Sia il Tribunale che la Corte di Appello, ritenendo fondata l’eccezione del creditore opposto, dichiaravano l’inammissibilità dell’opposizione al decreto ingiuntivo.
Pertanto, la società fallita, rimasta soccombente in entrambi i gradi di giudizio, interponeva ricorso per cassazione, deducendo, fra l’altro, l’errata interpretazione o applicazione dell’art. 43 della legge fallimentare da parte della Corte di Appello, osservando che con il fallimento la perdita della capacità processuale riguarda i soli rapporti patrimoniali compresi nel fallimento e che era suo preciso interesse affinchè il giudizio di opposizione al decreto ingiuntivo venisse definito al fine di evitare che ai sensi dell’art. 653 c.p.c. l’ingiunzione diventasse definitivamente esecutiva consentendo, così, al creditore di azionarla una volta che la società fallita fosse tornata in bonis. Inoltre, secondo la società fallita, la perdita della capacità processuale del fallito poteva essere eccepita solo dalla curatela fallimentare, salvo che quest’ultima avesse fornito prova circa il suo interesse al rapporto oggetto della lite, cosa che nel caso di specie non era avvenuta.

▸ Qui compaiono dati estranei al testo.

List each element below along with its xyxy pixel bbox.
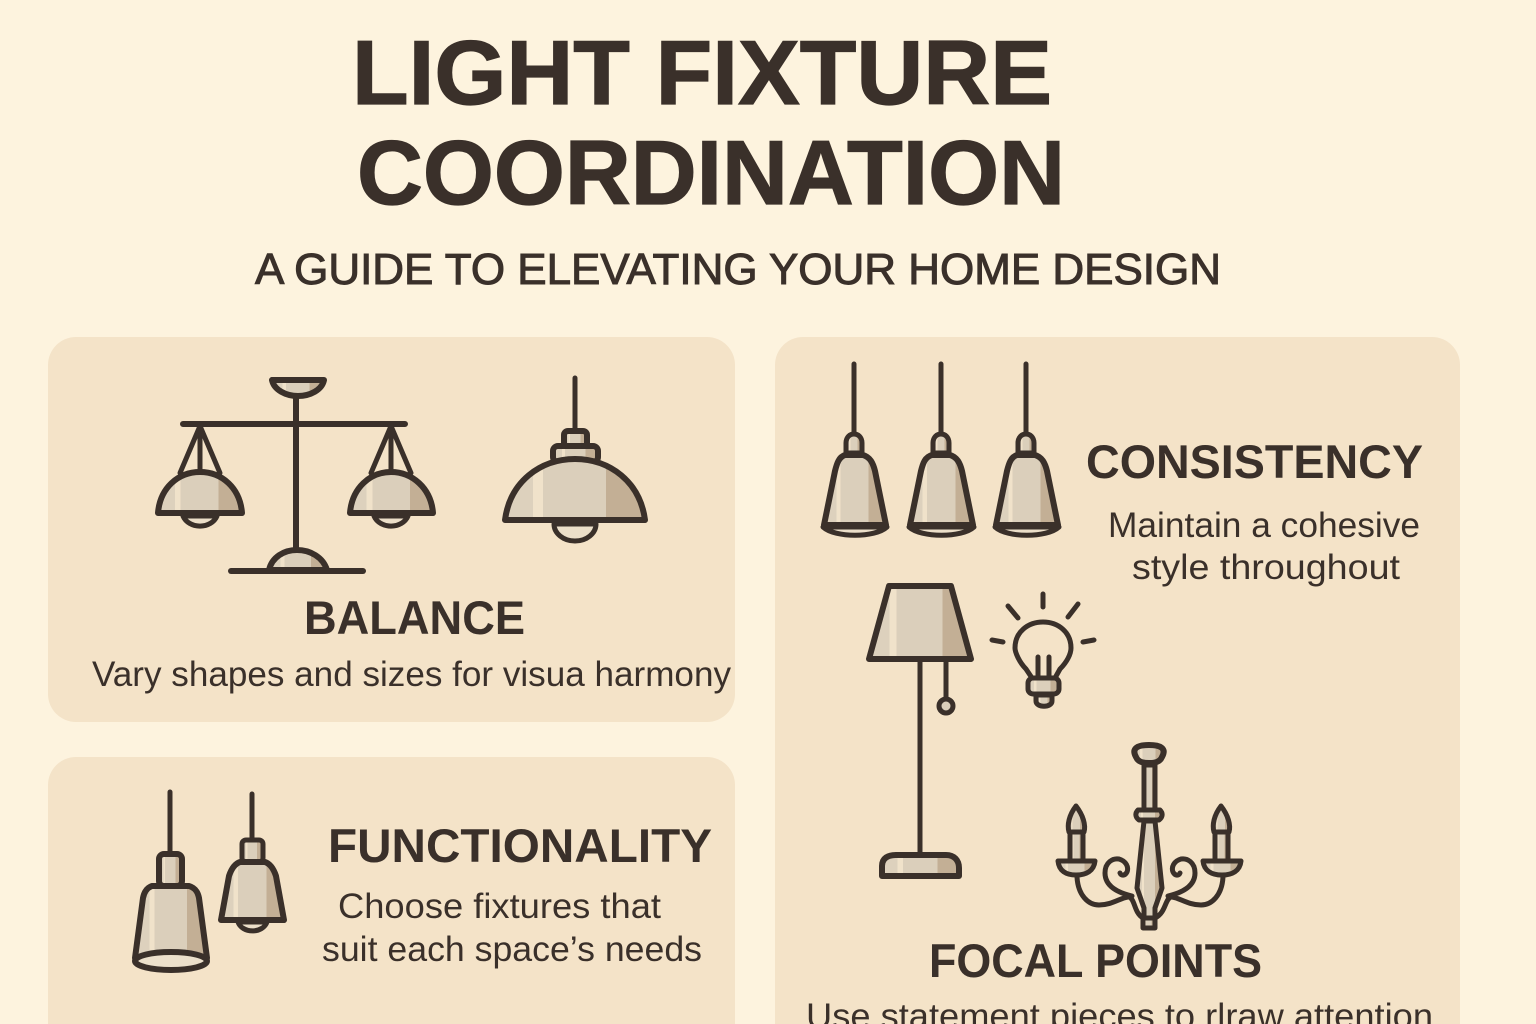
title: LIGHT FIXTURE <box>352 23 1052 124</box>
text: functionality description <box>322 887 702 969</box>
text: functionality description: suit each space’s needs <box>322 930 702 969</box>
panel: functionality <box>48 757 735 1024</box>
icon: two pendants <box>135 792 284 970</box>
title: COORDINATION <box>357 123 1065 224</box>
title <box>352 23 1065 224</box>
text: consistency description: style throughout <box>1132 548 1400 587</box>
heading: focal points: FOCAL POINTS <box>929 934 1262 987</box>
text: consistency description: Maintain a cohesive <box>1108 506 1420 545</box>
text: balance description: Vary shapes and sizes for visua harmony <box>92 655 731 694</box>
text: functionality description: Choose fixtures that <box>338 887 661 926</box>
icon: balance scale light fixture <box>158 380 433 571</box>
subtitle: A GUIDE TO ELEVATING YOUR HOME DESIGN <box>255 245 1221 294</box>
text: consistency description <box>1108 506 1420 587</box>
heading: functionality: FUNCTIONALITY <box>328 819 712 872</box>
icon: dome pendant <box>505 378 645 541</box>
heading: balance: BALANCE <box>304 591 525 644</box>
panel: balance <box>48 337 735 722</box>
icon: three bell pendants <box>823 364 1059 535</box>
icon: light bulb <box>992 594 1094 706</box>
icon: chandelier <box>1058 745 1241 928</box>
icon: floor lamp <box>869 586 971 876</box>
heading: consistency: CONSISTENCY <box>1086 435 1423 488</box>
panel: consistency and focal points <box>775 337 1460 1024</box>
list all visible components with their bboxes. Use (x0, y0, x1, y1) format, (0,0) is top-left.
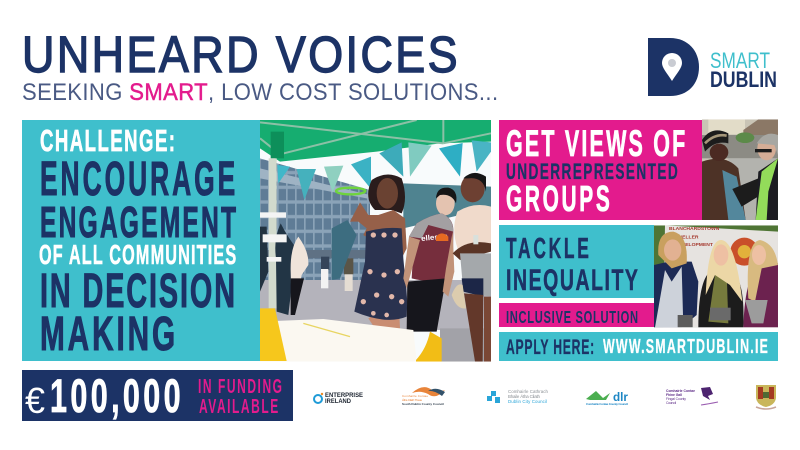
logo: Dublin City Council: Bhaile Átha Cliath (508, 394, 541, 399)
panel: challenge: CHALLENGE: (40, 124, 175, 158)
logo: Fingal County Council (666, 387, 718, 405)
logo: Enterprise Ireland: ENTERPRISE (325, 393, 363, 399)
photo: three women with buckets (654, 225, 778, 327)
panel: tackle inequality (499, 225, 654, 298)
logo: Fingal County Council: Comhairle Contae (666, 389, 695, 393)
logo: Fingal County Council: Council (666, 401, 676, 405)
logo: Enterprise Ireland (314, 393, 363, 405)
panel: challenge: IN DECISION (40, 265, 235, 318)
boy in ellesse tee (436, 194, 455, 216)
logo: crest (756, 385, 776, 409)
people in background (275, 224, 294, 315)
panel: inclusive solution: INCLUSIVE SOLUTION (506, 307, 638, 328)
logo: Dublin City Council: Comhairle Cathrach (508, 389, 549, 394)
panel: get views: UNDERREPRESENTED (506, 159, 678, 184)
logo: South Dublin County Council (402, 387, 445, 406)
panel: challenge: ENGAGEMENT (40, 198, 236, 247)
logo: South Dublin County Council: Átha Cliath Theas (402, 398, 422, 402)
panel: challenge: MAKING (40, 308, 175, 361)
logo: Dublin City Council: Dublin City Council (508, 399, 547, 404)
bunting (277, 165, 290, 183)
panel: tackle inequality: TACKLE (506, 233, 589, 265)
panel: funding (22, 370, 293, 423)
panel: tackle inequality: INEQUALITY (506, 264, 638, 297)
title: UNHEARD VOICES (22, 27, 458, 84)
panel: challenge (22, 120, 260, 361)
panel: get views: GET VIEWS OF (506, 124, 685, 165)
table (260, 319, 417, 362)
panel: get views: GROUPS (506, 179, 610, 220)
panel: get views (499, 120, 702, 220)
logo: dlr: dlr (613, 390, 628, 404)
photo: three women with buckets: BLANCHARDSTOWN (669, 226, 720, 232)
logo: South Dublin County Council: Comhairle Contae (402, 394, 428, 398)
logo: Enterprise Ireland: IRELAND (325, 399, 352, 405)
panel: apply here (499, 332, 778, 361)
girl in white top (460, 178, 485, 202)
canopy (260, 120, 491, 162)
cones (260, 308, 287, 361)
photo: two women with clipboard (702, 119, 778, 220)
panel: challenge: OF ALL COMMUNITIES (39, 238, 236, 270)
ring (336, 188, 365, 194)
panel: challenge: ENCOURAGE (40, 153, 235, 206)
photo: ring toss at outdoor stall: ellesse (421, 231, 448, 243)
logo: Smart Dublin: DUBLIN (710, 67, 777, 92)
logo: Smart Dublin: SMART (710, 48, 770, 73)
panel: funding: € (25, 380, 45, 421)
panel: funding: AVAILABLE (199, 396, 278, 418)
panel: funding: IN FUNDING (198, 376, 282, 398)
subtitle: SEEKING SMART, LOW COST SOLUTIONS... (22, 78, 498, 105)
logo: Dublin City Council (487, 389, 549, 404)
logo: Fingal County Council: Fhine Gall (666, 393, 682, 397)
photo: three women with buckets: TRAVELLER (669, 234, 699, 240)
logo: Fingal County Council: Fingal County (666, 397, 686, 401)
logo: South Dublin County Council: South Dublin County Council (402, 402, 444, 406)
logo: Smart Dublin (648, 38, 777, 96)
panel: apply here: APPLY HERE: (506, 334, 594, 359)
panel: apply here: WWW.SMARTDUBLIN.IE (603, 335, 768, 358)
logo: dlr (586, 390, 628, 406)
photo: ring toss at outdoor stall (260, 120, 491, 362)
logo: dlr: Comhairle Contae County Council (586, 402, 628, 406)
photo: three women with buckets: DEVELOPMENT (675, 242, 713, 248)
girl in dress (368, 317, 400, 328)
panel: funding: 100,000 (50, 370, 181, 423)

LA DECISIONE: Il motivo del ricorso è stato ritenuto fondato dalla Cassazione la quale lo ha accolto con rinvio ad alla Corte di Appello in altra composizione, applicando il principio secondo cui “in caso di interruzione, per intervenuto fallimento, del giudizio di opposizione a decreto ingiuntivo, il detto decreto rimane inopponibile alla massa, ed è interesse (e onere) del debitore riassumere il processo nei confronti del creditore ingiungente per evitare che l’effetto della definitiva esecutorietà del decreto, conseguente alla mancata o intempestiva riassunzione, si verifichi nei confronti di esso debitore e gli possa essere opposto quando tornerà in bonis”.

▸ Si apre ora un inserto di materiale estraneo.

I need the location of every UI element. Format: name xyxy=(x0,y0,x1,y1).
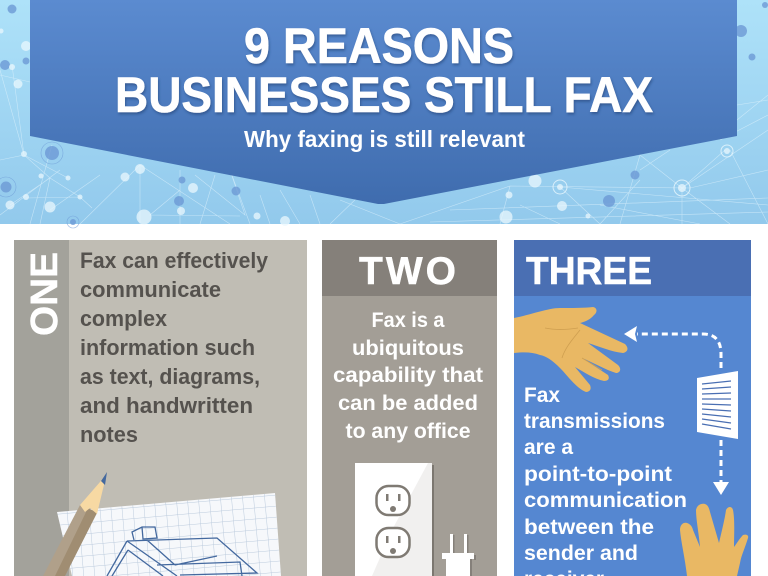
header bar: three xyxy=(514,240,751,296)
header bar: two xyxy=(322,240,497,296)
icon: receiving hand xyxy=(680,504,748,576)
text: reason one: information such xyxy=(80,335,255,360)
label: THREE: THREE xyxy=(526,250,652,293)
text: reason one: communicate xyxy=(80,277,221,302)
icon: sending hand xyxy=(514,307,627,392)
text: reason three: sender and xyxy=(524,542,638,565)
text: reason one xyxy=(80,248,269,447)
dashed arrow: to receiver xyxy=(713,440,729,495)
text: reason three: are a xyxy=(524,436,573,459)
text: reason three xyxy=(524,384,687,576)
text: reason two xyxy=(333,309,483,443)
text: reason three: communication xyxy=(524,489,687,512)
panel: one xyxy=(14,240,307,576)
text: reason three: transmissions xyxy=(524,410,665,433)
illustration: blueprint sheet xyxy=(57,493,281,576)
label: TWO: TWO xyxy=(359,250,456,293)
panel: three xyxy=(514,240,751,576)
text: reason two: to any office xyxy=(346,420,470,443)
house sketch xyxy=(107,527,257,576)
title text xyxy=(115,18,653,123)
icon: fax paper xyxy=(697,371,738,439)
text: reason two: ubiquitous xyxy=(352,337,464,360)
text: reason one: notes xyxy=(80,422,138,447)
label: ONE: ONE xyxy=(24,252,66,336)
title text: BUSINESSES STILL FAX xyxy=(115,67,653,123)
text: reason two: capability that xyxy=(333,364,483,387)
subtitle: Why faxing is still relevant xyxy=(244,126,525,152)
text: reason two: can be added xyxy=(338,392,478,415)
icon: plug xyxy=(442,534,476,576)
icon: wall outlet xyxy=(355,463,434,576)
text: reason one: complex xyxy=(80,306,168,331)
text: reason one: Fax can effectively xyxy=(80,248,269,273)
panel: two xyxy=(322,240,497,576)
title text: 9 REASONS xyxy=(244,18,514,74)
text: reason one: as text, diagrams, xyxy=(80,364,260,389)
text: reason one: and handwritten xyxy=(80,393,253,418)
title banner xyxy=(30,0,737,204)
text: reason two: Fax is a xyxy=(372,309,445,332)
text: reason three: Fax xyxy=(524,384,560,407)
dashed arrow: to sender xyxy=(624,326,721,368)
text: reason three: point-to-point xyxy=(524,463,672,486)
header network background xyxy=(0,0,768,228)
illustration: pencil xyxy=(43,472,107,576)
number strip: one xyxy=(14,240,69,576)
text: reason three: between the xyxy=(524,516,654,539)
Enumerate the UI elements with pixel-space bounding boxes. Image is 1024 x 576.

In altri termini, secondo i giudici di legittimità, nessuna preclusione sussiste circa la legittimità della riassunzione del giudizio di opposizione al decreto ingiuntivo da parte del debitore ingiunto al fine di impedire che esso si estingua ex art. 305 c.p.c. e che il decreto ingiuntivo acquisti, di conseguenza definitiva efficacia esecutiva, a norma dell’art. 653 c.p.c., comma 1. Infatti, al fine di impedire che il decreto, pur essendo non opponibile al fallimento, possa dopo la chiusura della procedura fallimentare essere azionato nei suoi confronti quale titolo esecutivo nel caso in cui il credito non abbia trovato, in tutto o in parte soddisfacimento in sede fallimentare, al debitore deve essere riconosciuto il potere processuale di far si che lo stesso non diventi definitivo.
Diversamente, secondo gli Ermellini, si verificherebbe un intollerabile violazione del diritto di difesa del debitore opponente, che ridonderebbe anche sul piano della tenuta costituzionale del sistema.